Charlie has gotten into a bad habit when he pees. He drops his shorts to his ankles, places the pump in his shirt, wraps it upward like a baby sling and then skillfully holds it all in place with his chin. We would prefer for him to just clip the pump onto the neckline of his shirt.
He frees his hands not so that he may use them to guide his rocket-like stream of urine into the toilet bowl. Oh, no. His hands have a greater purpose. His hands are for placing on his hips. So that he can stand back like a proud Roman general and watch his unshackled penis terrorize the innocent porcelain.
Urinatius Everywhereus.
With the slightest distraction, his chin lifts up and the shirt unravels, sending the pump into the pool of pee. He's done this twice to my knowledge. I caught him once.
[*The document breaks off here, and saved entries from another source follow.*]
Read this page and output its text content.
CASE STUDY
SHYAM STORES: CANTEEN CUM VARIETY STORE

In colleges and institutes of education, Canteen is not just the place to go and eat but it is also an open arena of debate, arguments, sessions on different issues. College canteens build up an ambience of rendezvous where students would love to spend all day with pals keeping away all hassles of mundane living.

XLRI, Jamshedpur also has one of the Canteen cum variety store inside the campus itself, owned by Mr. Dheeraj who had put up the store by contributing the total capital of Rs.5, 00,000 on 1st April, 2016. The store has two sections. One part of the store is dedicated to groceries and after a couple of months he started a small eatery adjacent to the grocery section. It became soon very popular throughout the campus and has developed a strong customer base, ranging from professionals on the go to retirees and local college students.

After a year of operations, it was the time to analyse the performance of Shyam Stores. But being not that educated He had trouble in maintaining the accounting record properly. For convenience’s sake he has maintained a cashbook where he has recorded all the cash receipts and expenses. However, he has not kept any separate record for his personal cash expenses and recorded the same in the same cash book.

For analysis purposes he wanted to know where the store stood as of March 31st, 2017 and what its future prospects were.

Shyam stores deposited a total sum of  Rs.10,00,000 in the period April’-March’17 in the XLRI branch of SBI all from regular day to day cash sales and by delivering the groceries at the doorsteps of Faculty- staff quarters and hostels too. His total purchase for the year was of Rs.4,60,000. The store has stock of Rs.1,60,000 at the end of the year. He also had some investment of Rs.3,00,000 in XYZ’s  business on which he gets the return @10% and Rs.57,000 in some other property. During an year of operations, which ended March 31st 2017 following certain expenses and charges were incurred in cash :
I peeked in the bathroom as I walked by and saw Charlie with his line out in the water as if he was fishing - the pump floating like a bobber.
"Charlie!" I yelled.
"It fell," he said in defense.
"Well, stop peeing on it!"
"I can't."
I reach in to retrieve the pump in mid-pee, taking some shrapnel on the wrist and forearm before getting it out safely. Then I tattle.
"He peed on the pump again!" I shout loud enough for Susanne to hear me downstairs in the kitchen.
The next day a co-worker and I talked about our sons.
"Grayson really surprised us the other day. He counted all the way to one hundred," he said.
"Whoa, impressive. Charlie peed on the pump."
He looked blankly, no doubt envisioning my son whipping his little Johnson out at the gas station and firing away.